When plasmid DNA was extracted and analyzed by agarose gel electrophoresis, four of the nine strains — designated U2a, U2b, U9b, and U9c — were found to carry plasmid DNA. The plasmid appeared as two bands: a faster-migrating supercoiled form and a slower-migrating relaxed circular form, both characteristic of a circular plasmid.
Structural characterization
The plasmid was subjected to extensive restriction endonuclease analysis to map its structure and confirm its identity across all four isolates. Single-enzyme digestion with six different enzymes each produced a single 4.2-kb band, confirming the plasmid is circular.
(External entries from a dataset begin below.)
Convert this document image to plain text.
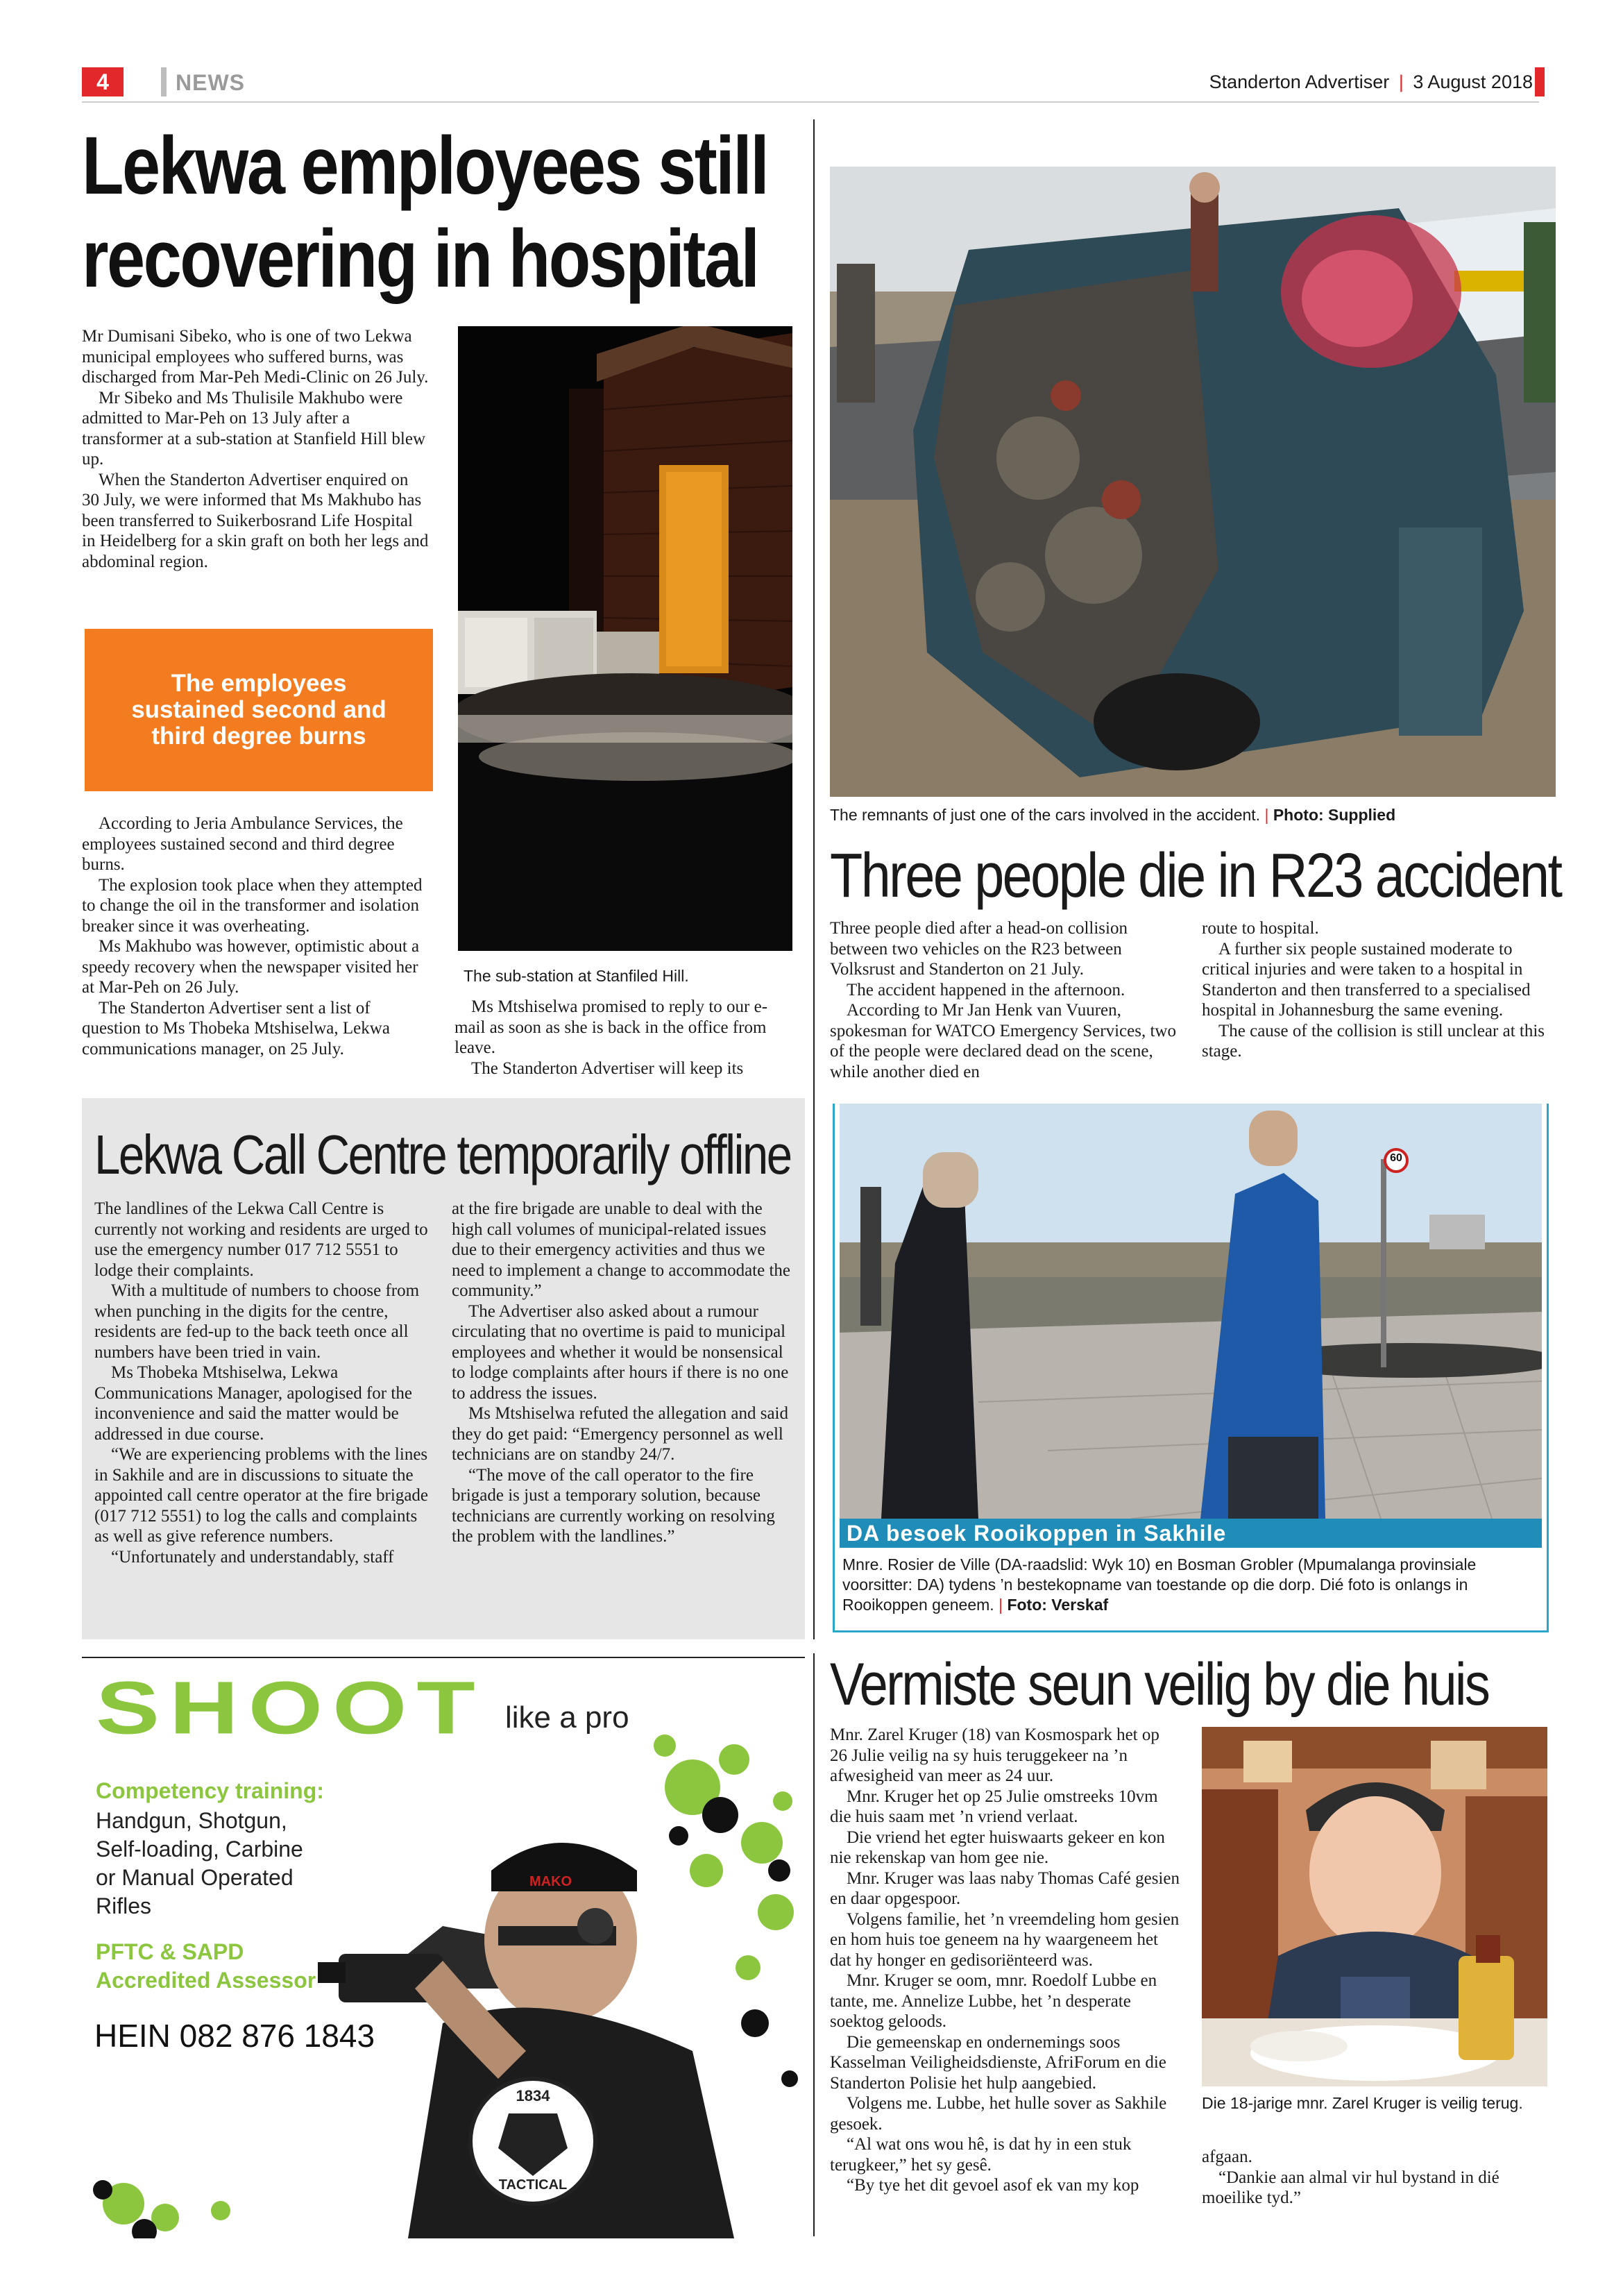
4	NEWS	Standerton Advertiser | 3 August 2018
Lekwa employees still
recovering in hospital

Mr Dumisani Sibeko, who is one of two Lekwa municipal employees who suffered burns, was discharged from Mar-Peh Medi-Clinic on 26 July.

Mr Sibeko and Ms Thulisile Makhubo were admitted to Mar-Peh on 13 July after a transformer at a sub-station at Stanfield Hill blew up.

When the Standerton Advertiser enquired on 30 July, we were informed that Ms Makhubo has been transferred to Suikerbosrand Life Hospital in Heidelberg for a skin graft on both her legs and abdominal region.

The employees sustained second and third degree burns

According to Jeria Ambulance Services, the employees sustained second and third degree burns.

The explosion took place when they attempted to change the oil in the transformer and isolation breaker since it was overheating.

Ms Makhubo was however, optimistic about a speedy recovery when the newspaper visited her at Mar-Peh on 26 July.

The Standerton Advertiser sent a list of question to Ms Thobeka Mtshiselwa, Lekwa communications manager, on 25 July.

The sub-station at Stanfiled Hill.

Ms Mtshiselwa promised to reply to our e-mail as soon as she is back in the office from leave.

The Standerton Advertiser will keep its

The remnants of just one of the cars involved in the accident. | Photo: Supplied
Three people die in R23 accident

Three people died after a head-on collision between two vehicles on the R23 between Volksrust and Standerton on 21 July.

The accident happened in the afternoon.

According to Mr Jan Henk van Vuuren, spokesman for WATCO Emergency Services, two of the people were declared dead on the scene, while another died en

route to hospital.

A further six people sustained moderate to critical injuries and were taken to a hospital in Standerton and then transferred to a specialised hospital in Johannesburg the same evening.

The cause of the collision is still unclear at this stage.

Lekwa Call Centre temporarily offline

The landlines of the Lekwa Call Centre is currently not working and residents are urged to use the emergency number 017 712 5551 to lodge their complaints.

With a multitude of numbers to choose from when punching in the digits for the centre, residents are fed-up to the back teeth once all numbers have been tried in vain.

Ms Thobeka Mtshiselwa, Lekwa Communications Manager, apologised for the inconvenience and said the matter would be addressed in due course.

“We are experiencing problems with the lines in Sakhile and are in discussions to situate the appointed call centre operator at the fire brigade (017 712 5551) to log the calls and complaints as well as give reference numbers.

“Unfortunately and understandably, staff

at the fire brigade are unable to deal with the high call volumes of municipal-related issues due to their emergency activities and thus we need to implement a change to accommodate the community.”

The Advertiser also asked about a rumour circulating that no overtime is paid to municipal employees and whether it would be nonsensical to lodge complaints after hours if there is no one to address the issues.

Ms Mtshiselwa refuted the allegation and said they do get paid: “Emergency personnel as well technicians are on standby 24/7.

“The move of the call operator to the fire brigade is just a temporary solution, because technicians are currently working on resolving the problem with the landlines.”

60
DA besoek Rooikoppen in Sakhile
Mnre. Rosier de Ville (DA-raadslid: Wyk 10) en Bosman Grobler (Mpumalanga provinsiale voorsitter: DA) tydens ’n bestekopname van toestande op die dorp. Dié foto is onlangs in Rooikoppen geneem. | Foto: Verskaf
SHOOT like a pro
Competency training:
Handgun, Shotgun,
Self-loading, Carbine
or Manual Operated
Rifles
PFTC & SAPD
Accredited Assessor
HEIN 082 876 1843
MAKO
1834
TACTICAL
Vermiste seun veilig by die huis

Mnr. Zarel Kruger (18) van Kosmospark het op 26 Julie veilig na sy huis teruggekeer na ’n afwesigheid van meer as 24 uur.

Mnr. Kruger het op 25 Julie omstreeks 10vm die huis saam met ’n vriend verlaat.

Die vriend het egter huiswaarts gekeer en kon nie rekenskap van hom gee nie.

Mnr. Kruger was laas naby Thomas Café gesien en daar opgespoor.

Volgens familie, het ’n vreemdeling hom gesien en hom huis toe geneem na hy waargeneem het dat hy honger en gedisoriënteerd was.

Mnr. Kruger se oom, mnr. Roedolf Lubbe en tante, me. Annelize Lubbe, het ’n desperate soektog geloods.

Die gemeenskap en ondernemings soos Kasselman Veiligheidsdienste, AfriForum en die Standerton Polisie het hulp aangebied.

Volgens me. Lubbe, het hulle sover as Sakhile gesoek.

“Al wat ons wou hê, is dat hy in een stuk terugkeer,” het sy gesê.

“By tye het dit gevoel asof ek van my kop

Die 18-jarige mnr. Zarel Kruger is veilig terug.

afgaan.

“Dankie aan almal vir hul bystand in dié moeilike tyd.”
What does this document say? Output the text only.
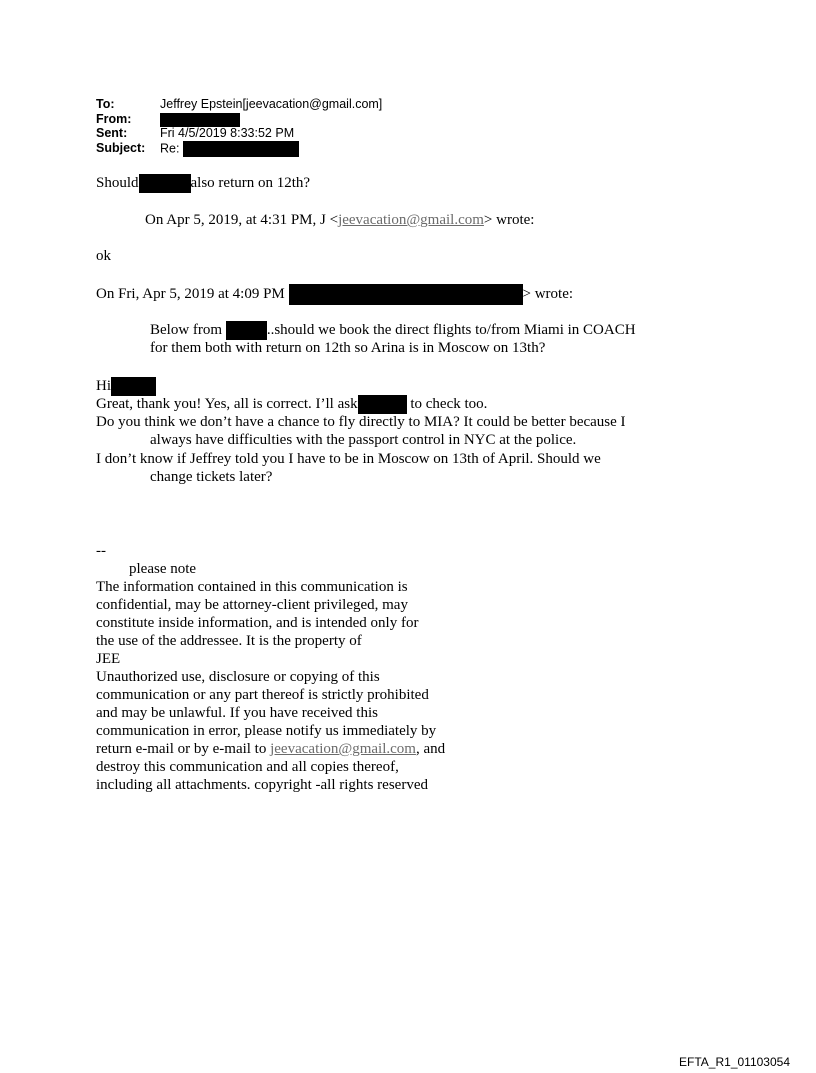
To:	Jeffrey Epstein[jeevacation@gmail.com]
From:
Sent:	Fri 4/5/2019 8:33:52 PM
Subject: Re:
Should	also return on 12th?
On Apr 5, 2019, at 4:31 PM, J <jeevacation@gmail.com> wrote:
ok
On Fri, Apr 5, 2019 at 4:09 PM	> wrote:
Below from	..should we book the direct flights to/from Miami in COACH
for them both with return on 12th so Arina is in Moscow on 13th?
Hi
Great, thank you! Yes, all is correct. I’ll ask	to check too.
Do you think we don’t have a chance to fly directly to MIA? It could be better because I
always have difficulties with the passport control in NYC at the police.
I don’t know if Jeffrey told you I have to be in Moscow on 13th of April. Should we
change tickets later?
--
please note
The information contained in this communication is
confidential, may be attorney-client privileged, may
constitute inside information, and is intended only for
the use of the addressee. It is the property of
JEE
Unauthorized use, disclosure or copying of this
communication or any part thereof is strictly prohibited
and may be unlawful. If you have received this
communication in error, please notify us immediately by
return e-mail or by e-mail to jeevacation@gmail.com, and
destroy this communication and all copies thereof,
including all attachments. copyright -all rights reserved
EFTA_R1_01103054
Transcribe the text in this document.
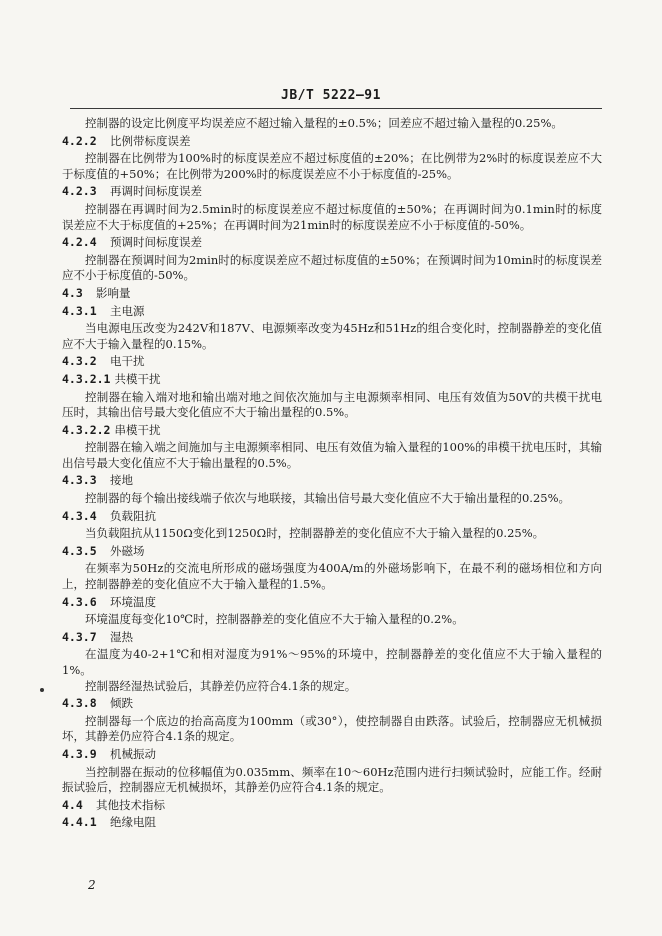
JB/T 5222—91

控制器的设定比例度平均误差应不超过输入量程的±0.5%；回差应不超过输入量程的0.25%。

4.2.2 比例带标度误差

控制器在比例带为100%时的标度误差应不超过标度值的±20%；在比例带为2%时的标度误差应不大于标度值的+50%；在比例带为200%时的标度误差应不小于标度值的-25%。

4.2.3 再调时间标度误差

控制器在再调时间为2.5min时的标度误差应不超过标度值的±50%；在再调时间为0.1min时的标度误差应不大于标度值的+25%；在再调时间为21min时的标度误差应不小于标度值的-50%。

4.2.4 预调时间标度误差

控制器在预调时间为2min时的标度误差应不超过标度值的±50%；在预调时间为10min时的标度误差应不小于标度值的-50%。

4.3 影响量
4.3.1 主电源

当电源电压改变为242V和187V、电源频率改变为45Hz和51Hz的组合变化时，控制器静差的变化值应不大于输入量程的0.15%。

4.3.2 电干扰
4.3.2.1 共模干扰

控制器在输入端对地和输出端对地之间依次施加与主电源频率相同、电压有效值为50V的共模干扰电压时，其输出信号最大变化值应不大于输出量程的0.5%。

4.3.2.2 串模干扰

控制器在输入端之间施加与主电源频率相同、电压有效值为输入量程的100%的串模干扰电压时，其输出信号最大变化值应不大于输出量程的0.5%。

4.3.3 接地

控制器的每个输出接线端子依次与地联接，其输出信号最大变化值应不大于输出量程的0.25%。

4.3.4 负载阻抗

当负载阻抗从1150Ω变化到1250Ω时，控制器静差的变化值应不大于输入量程的0.25%。

4.3.5 外磁场

在频率为50Hz的交流电所形成的磁场强度为400A/m的外磁场影响下，在最不利的磁场相位和方向上，控制器静差的变化值应不大于输入量程的1.5%。

4.3.6 环境温度

环境温度每变化10℃时，控制器静差的变化值应不大于输入量程的0.2%。

4.3.7 湿热

在温度为40-2+1℃和相对湿度为91%～95%的环境中，控制器静差的变化值应不大于输入量程的1%。

控制器经湿热试验后，其静差仍应符合4.1条的规定。

4.3.8 倾跌

控制器每一个底边的抬高高度为100mm（或30°），使控制器自由跌落。试验后，控制器应无机械损坏，其静差仍应符合4.1条的规定。

4.3.9 机械振动

当控制器在振动的位移幅值为0.035mm、频率在10～60Hz范围内进行扫频试验时，应能工作。经耐振试验后，控制器应无机械损坏，其静差仍应符合4.1条的规定。

4.4 其他技术指标
4.4.1 绝缘电阻
2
Double digests with multiple enzyme combinations generated consistent, reproducible fragment patterns across all four strains, confirming the plasmid is identical or very closely related in all four isolates.
Analysis | Finding |
|---|---|
Plasmid size | 4.2 kb — larger than previously described spirochete plasmids (2.0–2.7 kb) |
Topology | Circular — confirmed by single-enzyme linearization producing one band |
Identity across strains | Restriction profiles from all four isolates (U2a, U2b, U9b, U9c) were identical or very closely related |
Restriction sites absent | No sites found for EcoR I, Kpn I, Sal I, Bgl I, Xba I, Not I, Nru I, and 11 additional enzymes |
Designation | pTS1 — first plasmid described in T. socranskii |
Species identification of the host strains
Two of the four plasmid-harboring strains were identified at the species level. Strain U2b was identified as Treponema socranskii based on its G+C mol% content of 51%, its slower growth rate (consistent with T. socranskii reference strains), and 99% 16S rRNA sequence homology with T. socranskii. Strain U9c was identified as T. denticola based on a G+C mol% of 39% and growth kinetics matching the reference strain. Strains U2a and U2b are therefore considered T. socranskii, while U9b and U9c are T. denticola.
The most significant finding |
|---|
Strains U2b (T. socranskii) and U9c (T. denticola) were isolated from the same patient, yet both carried the identical 4.2-kb plasmid. The presence of the same plasmid in two different spirochete species from a single host strongly suggests that horizontal genetic transfer occurs naturally between oral treponeme species, or that these bacteria can acquire and stably maintain mobilizable plasmids from their environment. This has direct implications for how virulence traits may spread within the subgingival microbiome. |
Why plasmids in periodontal bacteria matter
Plasmids are vehicles for genetic mobility. In other bacterial species, plasmids are well established as carriers of antibiotic resistance genes, toxin genes, and other virulence factors.
The discovery that oral spirochetes harbour plasmids raises important questions about whether these elements contribute to their pathogenicity and whether virulence traits can be shared between species within the same periodontal pocket.
The pTS1 plasmid's similarity to a class of mobilizable plasmids from Gram-positive bacteria (previously noted for the smaller pTD1 plasmid in T. denticola) further suggests these spirochetes may participate in broader inter-species genetic exchange, a finding with potential implications for both disease progression and the evolution of antimicrobial resistance in the oral cavity.
Context and limitations
This is a characterization study — it describes the plasmid's structure and confirms its presence across strains, but does not yet identify what genes the plasmid carries or what function it serves.
Whether pTS1 encodes any virulence-related genes, confers antibiotic resistance, or influences the pathogenicity of its host species remains to be determined. The study also screened only nine strains from a single clinical setting, so the prevalence of this plasmid across broader populations of periodontal patients is unknown.